2. In the bowl of your stand mixer with paddle attachment, cream butter at medium speed until soft, about 30 seconds.
3. Add sugar. Beat on medium-high until light and fluffy, about 2 minutes.
4. Add eggs and egg yolks one at a time, beating well between addition. Beat in vanilla.
5. Whisk together flour, baking powder, and salt in another smaller bowl.
6. Mix matcha with the milk in another small bowl.
7. Add a third of the flour mixture to the batter. Mix well. Follow by a third of the milk mixture. Mix well.
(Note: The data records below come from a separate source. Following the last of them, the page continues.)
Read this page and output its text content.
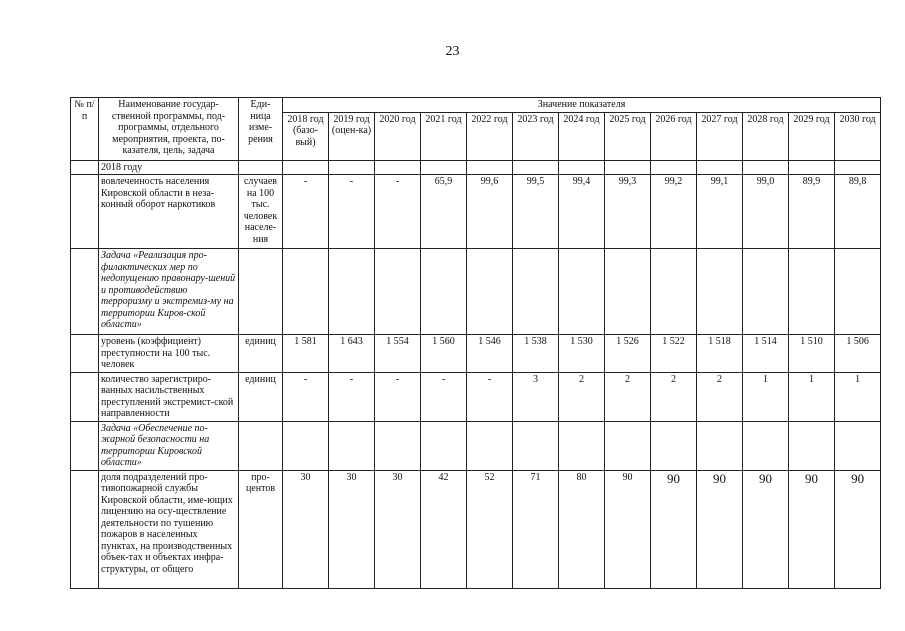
23
№ п/п	Наименование государ-ственной программы, под-программы, отдельного мероприятия, проекта, по-казателя, цель, задача	Еди-ница изме-рения	Значение показателя												
			2018 год (базо-вый)	2019 год (оцен-ка)	2020 год	2021 год	2022 год	2023 год	2024 год	2025 год	2026 год	2027 год	2028 год	2029 год	2030 год
	2018 году														
	вовлеченность населения Кировской области в неза-конный оборот наркотиков	случаев на 100 тыс. человек населе-ния	-	-	-	65,9	99,6	99,5	99,4	99,3	99,2	99,1	99,0	89,9	89,8
	Задача «Реализация про-филактических мер по недопущению правонару-шений и противодействию терроризму и экстремиз-му на территории Киров-ской области»														
	уровень (коэффициент) преступности на 100 тыс. человек	единиц	1 581	1 643	1 554	1 560	1 546	1 538	1 530	1 526	1 522	1 518	1 514	1 510	1 506
	количество зарегистриро-ванных насильственных преступлений экстремист-ской направленности	единиц	-	-	-	-	-	3	2	2	2	2	1	1	1
	Задача «Обеспечение по-жарной безопасности на территории Кировской области»														
	доля подразделений про-тивопожарной службы Кировской области, име-ющих лицензию на осу-ществление деятельности по тушению пожаров в населенных пунктах, на производственных объек-тах и объектах инфра-структуры, от общего	про-центов	30	30	30	42	52	71	80	90	90	90	90	90	90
Continue alternating dry and wet ingredients until everything is well incorporated.
8. Scoop batter evenly into prepared cupcake papers.
9. Bake for 22-25 minutes until a cake tester inserted in the center of one comes out clean. Remove from oven and let cupcakes cool before frosting.
For the frosting:
1. In a small bowl or cup, mix matcha with the milk to make a paste.
2. In a mixing bowl with an electric mixer, beat butter briefly.
3. Add the sifted powdered sugar and matcha paste. Beat until smooth. Then blend in the vanilla.
To assemble:
1. Pipe or spread about 2 tablespoons of the matcha frosting onto each cupcake. Serve!